ZBL 2019 Poas Volcano 1

 

Cuando pensamos en el volcán Poás, solemos imaginar explosiones, gases y un cráter imponente. Pero este gigante activo es mucho más que un atractivo turístico geológico: es un lugar megadiverso y fascinante. Un nuevo análisis científico revela cómo este parque nacional, creado en 1971, funciona como un oasis de vida que conecta ecosistemas, produce agua y resguarda especies únicas del país.

 

Los investigadores querían mostrar qué hace del volcán Poás un punto tan especial para la biodiversidad, considerando su actividad volcánica, su rango altitudinal y sus condiciones extremas en ciertos sectores. Aunque es un destino muy visitado, sorprendentemente muchas especies del área aún están pobremente estudiadas o sin identificar.

ZBL 2019 Poas Volcano

El equipo del Laboratorio de Ecología Urbana de la UNED revisó décadas de estudios, inventarios biológicos y registros de flora, fauna y microorganismos presentes en el parque. Consideraron:

  • Cobertura vegetal y zonas de vida entre 1.200 y 2.708 m.
  • Registros de mamíferos, aves, reptiles, anfibios y microorganismos.
  • Cambios en la vegetación por la influencia de gases volcánicos.
  • La importancia del Poás como generador de agua y corredor biológico.

Hallazgos principales

1. Un volcán con cinco zonas de vida

La vegetación cambia radicalmente según la altura:

  • Bosque nuboso enano sobre 2.600 m, donde los árboles parecen bonsáis moldeados por el clima.
  • Robledales con Schefflera y Clusia entre 2.500 y 2.600 m.
  • Bosques de robles y magnolias entre 2.400 y 2.500 m.

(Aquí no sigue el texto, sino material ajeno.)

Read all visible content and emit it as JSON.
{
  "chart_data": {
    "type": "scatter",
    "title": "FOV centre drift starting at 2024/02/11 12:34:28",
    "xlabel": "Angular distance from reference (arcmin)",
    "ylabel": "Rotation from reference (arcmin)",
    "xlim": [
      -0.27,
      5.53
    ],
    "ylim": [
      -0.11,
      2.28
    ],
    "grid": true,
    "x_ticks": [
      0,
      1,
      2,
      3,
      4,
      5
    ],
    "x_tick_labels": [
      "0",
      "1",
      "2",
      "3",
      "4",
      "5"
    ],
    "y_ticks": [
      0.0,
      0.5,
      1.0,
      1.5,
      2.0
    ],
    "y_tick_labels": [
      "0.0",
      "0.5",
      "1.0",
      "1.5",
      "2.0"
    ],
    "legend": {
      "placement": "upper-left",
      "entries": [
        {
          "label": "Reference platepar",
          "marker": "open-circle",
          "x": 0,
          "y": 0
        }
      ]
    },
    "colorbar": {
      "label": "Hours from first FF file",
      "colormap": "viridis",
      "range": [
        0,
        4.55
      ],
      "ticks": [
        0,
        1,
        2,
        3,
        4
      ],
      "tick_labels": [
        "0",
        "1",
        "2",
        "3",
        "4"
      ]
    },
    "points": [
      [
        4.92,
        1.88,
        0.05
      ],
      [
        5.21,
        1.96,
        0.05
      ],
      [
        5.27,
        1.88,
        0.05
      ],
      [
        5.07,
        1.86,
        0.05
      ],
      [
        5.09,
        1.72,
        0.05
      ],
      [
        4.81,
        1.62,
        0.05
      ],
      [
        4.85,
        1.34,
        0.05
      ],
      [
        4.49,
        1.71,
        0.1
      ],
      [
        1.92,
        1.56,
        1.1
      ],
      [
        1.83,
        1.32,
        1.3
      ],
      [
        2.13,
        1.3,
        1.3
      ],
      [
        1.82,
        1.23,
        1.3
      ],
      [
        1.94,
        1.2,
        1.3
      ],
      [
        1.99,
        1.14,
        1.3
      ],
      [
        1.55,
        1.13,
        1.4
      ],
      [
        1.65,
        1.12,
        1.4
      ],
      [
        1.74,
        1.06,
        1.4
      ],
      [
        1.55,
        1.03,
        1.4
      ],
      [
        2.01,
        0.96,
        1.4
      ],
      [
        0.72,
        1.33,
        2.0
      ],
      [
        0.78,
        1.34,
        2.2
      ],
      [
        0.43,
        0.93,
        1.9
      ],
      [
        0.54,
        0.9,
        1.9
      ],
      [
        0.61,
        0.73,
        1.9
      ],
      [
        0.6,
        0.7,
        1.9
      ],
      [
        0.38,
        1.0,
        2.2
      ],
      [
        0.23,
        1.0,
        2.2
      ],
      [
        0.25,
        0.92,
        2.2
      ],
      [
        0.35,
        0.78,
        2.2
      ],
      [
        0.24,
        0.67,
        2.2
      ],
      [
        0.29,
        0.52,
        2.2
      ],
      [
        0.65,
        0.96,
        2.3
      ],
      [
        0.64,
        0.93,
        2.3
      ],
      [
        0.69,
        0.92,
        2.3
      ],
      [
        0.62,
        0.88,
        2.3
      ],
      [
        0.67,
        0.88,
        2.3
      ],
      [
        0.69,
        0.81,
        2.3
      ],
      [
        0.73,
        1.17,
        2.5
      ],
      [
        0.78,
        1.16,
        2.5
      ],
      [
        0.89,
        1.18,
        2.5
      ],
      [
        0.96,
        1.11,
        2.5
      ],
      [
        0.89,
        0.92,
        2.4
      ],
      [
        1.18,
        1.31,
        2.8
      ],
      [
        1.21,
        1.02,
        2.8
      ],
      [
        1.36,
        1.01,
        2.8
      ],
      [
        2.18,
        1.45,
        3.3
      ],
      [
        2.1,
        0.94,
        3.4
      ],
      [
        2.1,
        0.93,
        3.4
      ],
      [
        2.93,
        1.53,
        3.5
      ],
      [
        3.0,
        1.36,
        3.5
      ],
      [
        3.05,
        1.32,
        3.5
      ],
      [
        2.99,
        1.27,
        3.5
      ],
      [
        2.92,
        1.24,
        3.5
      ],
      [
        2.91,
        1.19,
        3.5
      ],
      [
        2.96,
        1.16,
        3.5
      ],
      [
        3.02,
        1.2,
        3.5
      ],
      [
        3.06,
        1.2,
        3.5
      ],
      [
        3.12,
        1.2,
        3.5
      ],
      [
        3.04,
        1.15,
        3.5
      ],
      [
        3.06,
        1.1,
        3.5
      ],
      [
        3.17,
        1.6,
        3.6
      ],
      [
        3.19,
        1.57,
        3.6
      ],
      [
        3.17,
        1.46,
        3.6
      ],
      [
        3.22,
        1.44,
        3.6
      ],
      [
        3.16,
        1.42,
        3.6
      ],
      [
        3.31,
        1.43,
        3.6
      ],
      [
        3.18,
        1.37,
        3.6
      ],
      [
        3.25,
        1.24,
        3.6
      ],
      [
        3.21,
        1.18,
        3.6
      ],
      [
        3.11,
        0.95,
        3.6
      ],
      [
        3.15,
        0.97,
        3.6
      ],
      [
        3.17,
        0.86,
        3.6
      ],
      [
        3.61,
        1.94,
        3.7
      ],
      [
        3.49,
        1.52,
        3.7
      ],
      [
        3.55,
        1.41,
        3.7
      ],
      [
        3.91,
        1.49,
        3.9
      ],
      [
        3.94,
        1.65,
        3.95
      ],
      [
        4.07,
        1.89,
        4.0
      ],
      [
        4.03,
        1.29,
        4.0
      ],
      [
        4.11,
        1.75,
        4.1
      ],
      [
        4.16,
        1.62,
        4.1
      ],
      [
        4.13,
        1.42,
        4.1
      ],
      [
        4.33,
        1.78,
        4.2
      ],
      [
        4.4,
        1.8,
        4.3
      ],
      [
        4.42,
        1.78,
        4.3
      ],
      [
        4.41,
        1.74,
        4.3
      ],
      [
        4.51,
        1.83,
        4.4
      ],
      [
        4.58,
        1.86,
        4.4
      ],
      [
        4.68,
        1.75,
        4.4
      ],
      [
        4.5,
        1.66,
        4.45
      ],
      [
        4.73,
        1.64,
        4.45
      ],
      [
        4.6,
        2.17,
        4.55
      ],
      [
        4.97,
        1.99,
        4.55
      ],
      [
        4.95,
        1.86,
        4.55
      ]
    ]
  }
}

El parque alberga 150 especies de plantas, incluyendo orquídeas y helechos amenazados. La épica “sombrilla del pobre” (Gunnera insignis) es protagonista habitual del paisaje.

2. Hogar de especies únicas

El volcán Poás protege al menos 40 mamíferos, entre ellos el Syntheosciurus brochus poasensis, una ardilla endémica que solo existe en este volcán. También habitan ocelotes, zorros grises, armadillos y perezosos.

En aves, el parque es un paraíso: 220 especies, con 30 endémicas de Costa Rica y Panamá. Son frecuentes el sooty thrush, el colibrí volcán y el collared redstart.

3. Herpetofauna diversa pese a las condiciones extremas

El área podría albergar:

  • 5 especies de salamandras
  • 30 especies de ranas
  • 10 especies de lagartijas
  • 30 especies de serpientes

Destacan la víbora de palma moteada (Bothriechis nigroviridis) y el raro Geophis brachycephalus.

4. Un laboratorio extremo para estudiar vida microscópica

En la Laguna Caliente —uno de los ambientes más ácidos del planeta— viven bacterias del género Acidiphilium, capaces de vivir del azufre.

¿Por qué es importante este estudio?

El Volcán Poás no solo alberga especies valiosas: también produce agua para gran parte del Valle Central, actúa como corredor biológico entre la vertiente caribe y la vertiente pacífica y permite estudiar cómo la vida persiste en condiciones extremas. Su combinación de biodiversidad y actividad volcánica lo transforma en un sitio científico excepcional.

Un volcán que late con vida propia

Este gigante de la Cordillera Volcánica Central no solo asombra por su fuerza geológica, sino porque sostiene un mosaico de ecosistemas únicos. Su biodiversidad, desde ardillas endémicas hasta bacterias “acidófilas”, demuestra que Poás es mucho más que un volcán: es un santuario natural imprescindible para Costa Rica.

Referencia:

González, F., Seas, C., Barrientos, Z., Quesada-Acuña, S. G., & Mora-Amador, R. (2019). Poás Volcano Biodiversity. En F. Tassi, O. Vaselli & R. Mora-Amador (Eds.), Poás Volcano: The pulsing hearth of Central America Volcanic Zone (pp. 309-317). SpringerBook.